Dalle reminiscenze etnografiche a quelle pop, l’esposizione Total Records ripercorre l’avventura fotografica iscritta sulle pochette dei dischi. Oggetti scomparsi dal nostro quotidiano, le copertine dei dischi 33 e 45 giri sono state spesso firmate dai grandi nomi della fotografia al punto che oggi si potrebbe riscriverne la storia attraverso quella dei vinili, questa l’ambizione della vasta rassegna fotografica. Dalla classica Patti Smith immortalata da Robert Mapplethorpe (Usa, 1975), a Miles Davis ritratto dal maestro Irving Penn per l’album Tutu (Usa, 1986), alle serigrafie di Andy Warhol per The Rolling Stones (UK, 1977).
In un’intervista Jean-Baptiste Mondino racconta i retroscena per la copertina dell’album Lovesexy di Prince (Usa, 1988) e, attraverso uno sguardo nel suo passato personale, analizza il ruolo sociale che il vinile ha ricoperto per tutta una generazione di ragazzi che “si scambiavano i dischi per far circolare idee, inviare messaggi, fumare joints…”, uno strumento di comunicazione che potrebbe essere comparato alle odierne reti sociali. Ruolo sociale confermato dalle numerose immagini di copertina censurate (John Lennon & Yoko Ono, Unfinished Music No.1 , UK, 1968), utilizzate come veicolo di denuncia della segregazione razziale negli Stati-Uniti della prima metà del XX Secolo (Collectif, Missisipi Blues, 1927 – 1941); oppure apertamente connesse ad un movimento politico (I have a dream. The Rev.Dr.Martin Luther King, Jr 1929-1968).

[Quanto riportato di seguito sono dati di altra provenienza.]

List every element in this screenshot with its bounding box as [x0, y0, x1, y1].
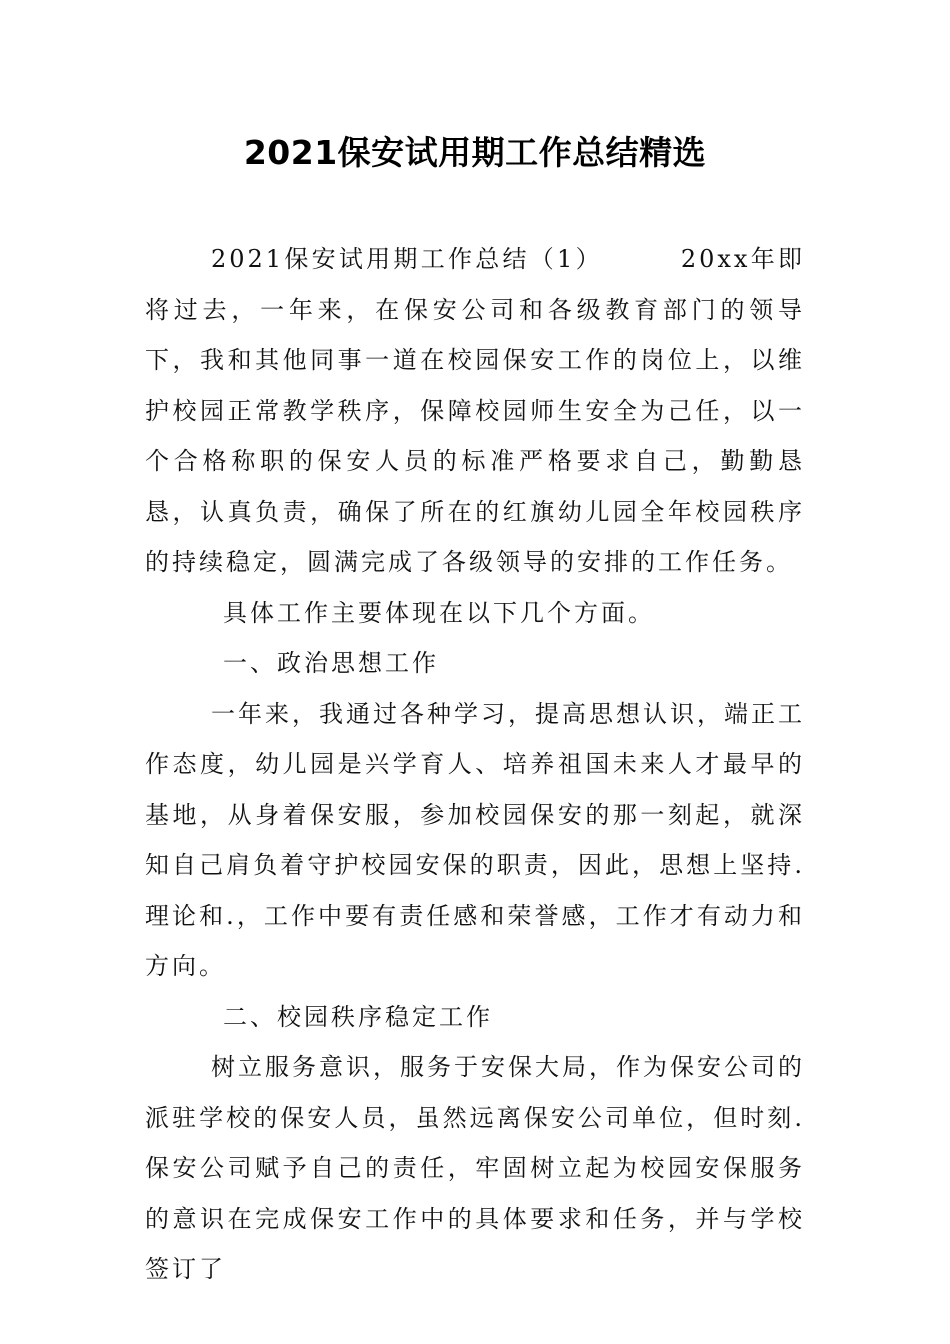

Un’ampia porzione della programmazione del festival è poi dedicata agli Stati Uniti: riletti attraverso l’opera dei pionieri della fotografia americana come Walker Evans (1903-1975) e Stephan Shore (1947), oppure attraverso gli occhi degli architetti Robert Venturi (1921) & Denise Scott (1931), le esposizioni esprimono la fascinazione per il paese dove insegne pubblicitarie e motel trasformano le strade in un susseguirsi di forme stravaganti, e celebrano con uno sguardo più o meno critico la società americana e i suoi valori.
Il festival Les Rencontres de la Photographie di Arles prosegue la sua programmazione con dibattiti, workshop, incontri, presentazioni, proiezioni e visite guidate alle mostre fino al prossimo 20 settembre.